On the ground floor of La Sucrière, Hans Haacke’s Wide White Flow (1967/2017) places powerful fans in front of an expanse of white fabric that undulates as air blows through the space. The breeze seems to calcify on adjacent walls as swirls of dark gray clouds, which Marco Godinho made with thousands of circular black stamps that read forever immigrant. On an outdoor balcony overlooking the Saône river, Camille Norment’s Prime (2016) features benches embedded with speakers that deliver low, atonal compositions as waves of sound and vibrations. Mixing throat singing and gospel hymns, these compositions serve as a subtle yet haunting reminder of the relationship between the sugar factory’s past processing a commodity linked to slavery and its present repurposing as a site of cultural production and reception.
Lavigne espouses a curatorial methodology that she credits in the exhibition’s catalogue to Harald Szeemann, who, as curator of the fifth Lyon Biennale (1999), stated: “An exhibition should be filled with associations, reminders, formal homophones. . . . It’s a poem in space where associations can float free.” Such homophones and reminders are evident throughout the current show. Shot inside a geodesic dome designed by Buckminster Fuller and built in Montreal in 1967, Julien Discrit’s film 67/76 (2017) considers the symbolism of a fire that partially destroyed the structure in 1976. Meanwhile, the wood scaffolding for a 1960 Fuller dome stands outside the entrance to the exhibition hall and a geodesic dome that Fuller designed in 1952 was erected in central Lyon. David Medalla’s Cloud Canyons (1963) is a set of shiny plastic tubes spilling continuous puffs of pillowy white foam; it stands before a room screening Bruce Conner’s film Crossroads (1976), which depicts the mushroom clouds from bomb tests at Bikini Atoll. The formal similarities between Medalla’s and Conner’s clouds create uncomfortable conceptual resonances, and the carefully orchestrated juxtaposition pinballs visitors between moods of playful optimism and thoughts of impending doom.

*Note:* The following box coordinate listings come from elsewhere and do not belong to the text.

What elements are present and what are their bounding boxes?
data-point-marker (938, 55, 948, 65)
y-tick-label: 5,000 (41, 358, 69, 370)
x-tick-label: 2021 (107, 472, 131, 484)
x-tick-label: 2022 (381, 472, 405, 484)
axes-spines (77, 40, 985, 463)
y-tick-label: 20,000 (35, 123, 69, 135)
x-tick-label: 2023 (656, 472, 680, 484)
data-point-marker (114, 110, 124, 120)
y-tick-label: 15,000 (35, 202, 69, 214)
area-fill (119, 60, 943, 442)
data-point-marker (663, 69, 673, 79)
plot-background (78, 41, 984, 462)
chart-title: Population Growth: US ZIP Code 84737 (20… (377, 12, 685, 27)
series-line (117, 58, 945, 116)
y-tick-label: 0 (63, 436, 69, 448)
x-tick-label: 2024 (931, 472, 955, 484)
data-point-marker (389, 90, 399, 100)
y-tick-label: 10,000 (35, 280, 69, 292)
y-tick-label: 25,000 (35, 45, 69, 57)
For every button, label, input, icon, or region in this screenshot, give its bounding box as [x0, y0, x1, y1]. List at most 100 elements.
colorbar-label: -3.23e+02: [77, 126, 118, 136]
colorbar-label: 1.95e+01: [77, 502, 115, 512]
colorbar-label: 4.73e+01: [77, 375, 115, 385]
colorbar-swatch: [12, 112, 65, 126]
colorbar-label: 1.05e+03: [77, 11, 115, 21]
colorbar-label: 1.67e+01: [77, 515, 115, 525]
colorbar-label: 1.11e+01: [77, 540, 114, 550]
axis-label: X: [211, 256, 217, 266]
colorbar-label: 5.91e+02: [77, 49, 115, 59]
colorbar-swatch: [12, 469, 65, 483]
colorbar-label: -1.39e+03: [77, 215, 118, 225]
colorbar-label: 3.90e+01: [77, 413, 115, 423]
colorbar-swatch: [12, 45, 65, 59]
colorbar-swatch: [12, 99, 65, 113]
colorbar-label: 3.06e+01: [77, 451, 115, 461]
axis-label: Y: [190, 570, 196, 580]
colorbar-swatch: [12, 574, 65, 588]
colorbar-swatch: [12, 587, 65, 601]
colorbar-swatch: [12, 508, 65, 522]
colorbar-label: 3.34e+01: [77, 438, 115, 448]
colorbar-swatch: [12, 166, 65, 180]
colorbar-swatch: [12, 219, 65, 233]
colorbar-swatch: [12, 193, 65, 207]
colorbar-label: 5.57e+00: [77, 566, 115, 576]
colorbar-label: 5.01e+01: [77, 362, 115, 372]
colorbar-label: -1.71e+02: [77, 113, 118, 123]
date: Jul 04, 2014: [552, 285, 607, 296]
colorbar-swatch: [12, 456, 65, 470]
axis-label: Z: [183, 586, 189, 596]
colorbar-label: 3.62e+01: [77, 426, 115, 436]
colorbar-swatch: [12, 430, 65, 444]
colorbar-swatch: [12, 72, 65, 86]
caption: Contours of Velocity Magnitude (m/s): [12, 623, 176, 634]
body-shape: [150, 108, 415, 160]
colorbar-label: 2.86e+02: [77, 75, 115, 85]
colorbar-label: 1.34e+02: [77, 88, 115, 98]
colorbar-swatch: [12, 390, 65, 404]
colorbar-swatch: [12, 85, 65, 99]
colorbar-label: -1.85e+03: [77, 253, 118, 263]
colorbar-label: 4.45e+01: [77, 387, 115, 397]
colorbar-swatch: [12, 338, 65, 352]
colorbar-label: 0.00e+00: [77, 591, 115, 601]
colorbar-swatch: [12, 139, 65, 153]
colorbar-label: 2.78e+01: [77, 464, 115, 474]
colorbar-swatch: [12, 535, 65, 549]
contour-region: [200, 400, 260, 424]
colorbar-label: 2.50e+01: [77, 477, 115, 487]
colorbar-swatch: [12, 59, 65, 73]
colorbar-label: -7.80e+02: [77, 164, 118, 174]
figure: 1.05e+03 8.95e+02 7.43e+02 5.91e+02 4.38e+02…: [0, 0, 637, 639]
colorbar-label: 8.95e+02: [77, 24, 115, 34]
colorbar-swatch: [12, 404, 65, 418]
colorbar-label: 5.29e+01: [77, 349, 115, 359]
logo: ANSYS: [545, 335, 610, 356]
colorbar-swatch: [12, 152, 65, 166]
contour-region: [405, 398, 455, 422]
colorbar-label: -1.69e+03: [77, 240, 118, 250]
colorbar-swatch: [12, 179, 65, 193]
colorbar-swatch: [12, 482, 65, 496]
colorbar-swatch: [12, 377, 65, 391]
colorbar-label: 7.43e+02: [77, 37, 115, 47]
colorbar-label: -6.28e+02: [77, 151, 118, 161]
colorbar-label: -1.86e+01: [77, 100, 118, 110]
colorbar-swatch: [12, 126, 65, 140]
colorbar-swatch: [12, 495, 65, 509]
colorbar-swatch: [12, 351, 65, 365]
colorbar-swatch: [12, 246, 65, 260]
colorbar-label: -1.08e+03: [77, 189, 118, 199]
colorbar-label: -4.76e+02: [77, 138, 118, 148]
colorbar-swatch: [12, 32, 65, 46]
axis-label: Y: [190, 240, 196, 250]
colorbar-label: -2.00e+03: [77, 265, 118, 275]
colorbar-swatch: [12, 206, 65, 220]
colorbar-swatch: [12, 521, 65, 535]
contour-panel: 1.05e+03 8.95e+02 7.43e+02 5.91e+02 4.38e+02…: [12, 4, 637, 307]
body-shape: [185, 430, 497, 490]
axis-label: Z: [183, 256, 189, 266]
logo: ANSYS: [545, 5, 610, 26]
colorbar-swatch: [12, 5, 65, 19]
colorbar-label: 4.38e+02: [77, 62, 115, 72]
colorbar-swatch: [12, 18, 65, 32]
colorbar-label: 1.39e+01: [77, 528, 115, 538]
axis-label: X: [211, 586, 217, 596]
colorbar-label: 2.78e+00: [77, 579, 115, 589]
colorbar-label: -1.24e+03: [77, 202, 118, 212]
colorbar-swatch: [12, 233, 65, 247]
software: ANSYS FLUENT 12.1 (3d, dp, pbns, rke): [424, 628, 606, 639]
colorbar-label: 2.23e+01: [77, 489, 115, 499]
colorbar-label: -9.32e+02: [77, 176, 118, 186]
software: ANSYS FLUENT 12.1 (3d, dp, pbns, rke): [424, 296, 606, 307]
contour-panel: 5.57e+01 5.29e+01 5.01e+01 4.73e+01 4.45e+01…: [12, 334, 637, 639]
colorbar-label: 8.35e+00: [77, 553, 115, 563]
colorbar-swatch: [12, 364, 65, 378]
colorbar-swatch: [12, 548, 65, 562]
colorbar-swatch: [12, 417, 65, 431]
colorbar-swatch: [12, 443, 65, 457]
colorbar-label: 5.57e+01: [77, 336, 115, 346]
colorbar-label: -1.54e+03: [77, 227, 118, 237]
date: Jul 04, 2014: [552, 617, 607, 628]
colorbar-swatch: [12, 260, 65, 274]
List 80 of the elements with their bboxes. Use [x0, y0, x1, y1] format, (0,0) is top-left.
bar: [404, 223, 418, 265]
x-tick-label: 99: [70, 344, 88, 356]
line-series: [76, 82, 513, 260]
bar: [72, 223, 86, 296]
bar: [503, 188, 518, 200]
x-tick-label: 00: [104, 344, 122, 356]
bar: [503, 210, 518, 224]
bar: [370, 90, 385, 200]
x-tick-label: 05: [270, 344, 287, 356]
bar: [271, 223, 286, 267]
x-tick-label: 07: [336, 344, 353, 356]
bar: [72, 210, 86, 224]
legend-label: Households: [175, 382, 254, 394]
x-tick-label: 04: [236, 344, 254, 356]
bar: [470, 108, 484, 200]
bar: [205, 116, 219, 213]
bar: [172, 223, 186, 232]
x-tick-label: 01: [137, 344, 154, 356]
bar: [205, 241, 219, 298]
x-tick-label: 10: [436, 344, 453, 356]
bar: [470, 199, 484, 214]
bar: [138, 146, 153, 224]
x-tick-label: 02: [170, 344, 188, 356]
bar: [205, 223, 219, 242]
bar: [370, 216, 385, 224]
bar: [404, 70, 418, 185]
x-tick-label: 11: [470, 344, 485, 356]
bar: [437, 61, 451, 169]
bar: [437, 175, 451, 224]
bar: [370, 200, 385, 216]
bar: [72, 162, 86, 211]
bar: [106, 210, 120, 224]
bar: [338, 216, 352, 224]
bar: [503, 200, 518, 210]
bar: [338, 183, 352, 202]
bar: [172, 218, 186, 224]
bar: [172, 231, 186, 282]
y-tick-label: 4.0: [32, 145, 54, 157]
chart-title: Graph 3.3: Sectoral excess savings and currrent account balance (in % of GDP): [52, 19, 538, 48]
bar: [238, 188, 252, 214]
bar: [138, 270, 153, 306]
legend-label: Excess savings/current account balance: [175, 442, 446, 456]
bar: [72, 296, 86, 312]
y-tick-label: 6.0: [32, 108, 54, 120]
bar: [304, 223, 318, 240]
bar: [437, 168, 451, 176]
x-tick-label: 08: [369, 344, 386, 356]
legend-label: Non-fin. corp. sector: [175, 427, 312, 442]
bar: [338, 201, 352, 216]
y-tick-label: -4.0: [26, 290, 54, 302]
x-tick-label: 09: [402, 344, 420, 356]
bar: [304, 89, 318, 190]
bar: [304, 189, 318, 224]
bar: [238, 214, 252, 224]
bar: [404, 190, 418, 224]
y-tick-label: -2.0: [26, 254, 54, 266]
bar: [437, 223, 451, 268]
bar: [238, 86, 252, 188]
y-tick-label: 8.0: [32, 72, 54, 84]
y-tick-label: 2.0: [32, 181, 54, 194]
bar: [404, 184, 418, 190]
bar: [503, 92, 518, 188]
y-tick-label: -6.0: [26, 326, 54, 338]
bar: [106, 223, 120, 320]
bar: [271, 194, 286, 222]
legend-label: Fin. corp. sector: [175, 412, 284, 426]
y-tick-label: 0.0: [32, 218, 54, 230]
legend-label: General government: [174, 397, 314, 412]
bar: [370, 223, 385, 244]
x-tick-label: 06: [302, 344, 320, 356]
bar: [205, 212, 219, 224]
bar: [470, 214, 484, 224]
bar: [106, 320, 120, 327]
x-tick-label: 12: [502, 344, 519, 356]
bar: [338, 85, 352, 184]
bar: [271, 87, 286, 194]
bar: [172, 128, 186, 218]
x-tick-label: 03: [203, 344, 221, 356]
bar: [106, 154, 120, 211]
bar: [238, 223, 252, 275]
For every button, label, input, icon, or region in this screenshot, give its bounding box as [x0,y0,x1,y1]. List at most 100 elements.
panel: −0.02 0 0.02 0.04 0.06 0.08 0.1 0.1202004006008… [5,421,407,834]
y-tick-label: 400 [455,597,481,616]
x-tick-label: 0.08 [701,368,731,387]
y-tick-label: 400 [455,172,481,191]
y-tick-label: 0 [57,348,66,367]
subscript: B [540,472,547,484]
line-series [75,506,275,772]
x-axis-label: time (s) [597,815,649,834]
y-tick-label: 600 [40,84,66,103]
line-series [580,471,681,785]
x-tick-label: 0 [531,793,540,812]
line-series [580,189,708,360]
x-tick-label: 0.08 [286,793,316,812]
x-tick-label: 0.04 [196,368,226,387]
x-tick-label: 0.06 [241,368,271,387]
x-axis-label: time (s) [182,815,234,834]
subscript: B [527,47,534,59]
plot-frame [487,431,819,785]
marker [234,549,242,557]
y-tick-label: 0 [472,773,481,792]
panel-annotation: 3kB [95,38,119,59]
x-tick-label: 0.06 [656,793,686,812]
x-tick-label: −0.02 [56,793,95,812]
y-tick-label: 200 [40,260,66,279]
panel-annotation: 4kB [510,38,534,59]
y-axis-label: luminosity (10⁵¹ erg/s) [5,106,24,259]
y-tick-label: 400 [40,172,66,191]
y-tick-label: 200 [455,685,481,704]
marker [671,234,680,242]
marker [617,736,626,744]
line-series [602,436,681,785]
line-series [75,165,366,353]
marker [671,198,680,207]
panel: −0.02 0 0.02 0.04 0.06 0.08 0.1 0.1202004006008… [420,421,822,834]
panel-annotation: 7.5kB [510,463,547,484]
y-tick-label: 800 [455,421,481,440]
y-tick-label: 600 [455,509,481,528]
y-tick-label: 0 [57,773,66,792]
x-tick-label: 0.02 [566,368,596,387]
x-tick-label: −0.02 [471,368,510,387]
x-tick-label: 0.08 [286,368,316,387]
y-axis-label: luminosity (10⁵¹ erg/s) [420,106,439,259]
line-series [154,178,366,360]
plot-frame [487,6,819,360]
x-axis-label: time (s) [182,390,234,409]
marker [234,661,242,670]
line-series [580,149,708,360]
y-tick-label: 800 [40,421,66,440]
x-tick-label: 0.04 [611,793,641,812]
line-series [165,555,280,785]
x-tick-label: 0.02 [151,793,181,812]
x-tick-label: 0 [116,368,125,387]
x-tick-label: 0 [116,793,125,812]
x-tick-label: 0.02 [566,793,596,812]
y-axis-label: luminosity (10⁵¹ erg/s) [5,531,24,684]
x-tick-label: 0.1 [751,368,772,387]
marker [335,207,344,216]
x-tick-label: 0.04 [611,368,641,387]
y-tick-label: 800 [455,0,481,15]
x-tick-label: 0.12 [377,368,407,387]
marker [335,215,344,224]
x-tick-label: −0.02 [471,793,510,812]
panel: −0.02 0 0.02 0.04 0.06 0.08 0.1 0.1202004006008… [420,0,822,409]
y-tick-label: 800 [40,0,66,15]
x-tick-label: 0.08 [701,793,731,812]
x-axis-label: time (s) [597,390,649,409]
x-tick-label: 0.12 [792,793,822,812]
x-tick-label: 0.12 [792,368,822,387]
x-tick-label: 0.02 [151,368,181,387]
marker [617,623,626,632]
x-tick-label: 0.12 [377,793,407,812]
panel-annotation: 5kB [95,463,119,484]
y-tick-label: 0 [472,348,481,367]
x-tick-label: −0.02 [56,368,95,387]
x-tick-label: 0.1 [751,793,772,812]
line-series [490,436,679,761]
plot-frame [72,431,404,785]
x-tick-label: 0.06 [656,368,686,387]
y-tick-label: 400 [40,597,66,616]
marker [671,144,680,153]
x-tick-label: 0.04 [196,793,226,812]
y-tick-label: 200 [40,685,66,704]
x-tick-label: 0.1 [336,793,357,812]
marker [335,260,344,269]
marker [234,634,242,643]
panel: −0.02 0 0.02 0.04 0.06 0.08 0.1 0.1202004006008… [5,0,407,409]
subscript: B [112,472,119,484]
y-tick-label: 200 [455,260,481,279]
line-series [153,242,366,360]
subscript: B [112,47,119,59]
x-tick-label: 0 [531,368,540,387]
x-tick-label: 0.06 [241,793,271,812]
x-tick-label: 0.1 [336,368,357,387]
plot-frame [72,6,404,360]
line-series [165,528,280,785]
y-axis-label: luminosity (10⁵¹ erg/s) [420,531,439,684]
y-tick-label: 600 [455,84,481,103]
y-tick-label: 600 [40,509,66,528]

Despite the overladen claims made in the wall texts about winds of radical change blowing through the exhibition, what is innovative and new about the Lyon Biennale is not the works themselves necessarily, as a large portion are at least a decade old, but the perspective through which they are presented. If artists and critics of the 1960s and ’70s sought to negate the commercialization of art by “dematerializing” their work, the experiential pieces in “Floating Worlds” suggest a resistance to the circulation of art purely as images comprehended through a “feed” or summed up in sound bites. Still, questions remain: What does Lavigne’s scenographic biennial amount to? What are the stakes of highlighting poetic gestures and physical encounters over establishing political positions? The Lyon Biennale underscores the contingency of an individual’s experience of time and space, which could be a dangerous move at a moment when shared knowledge of the world is in doubt and facts are attacked as fake. Is it art’s role to combat that condition? Or should we guard the space of art from being enfolded into the ever-expanding political realm and insist on cultural institutions and biennials as places reserved for thinking and feeling?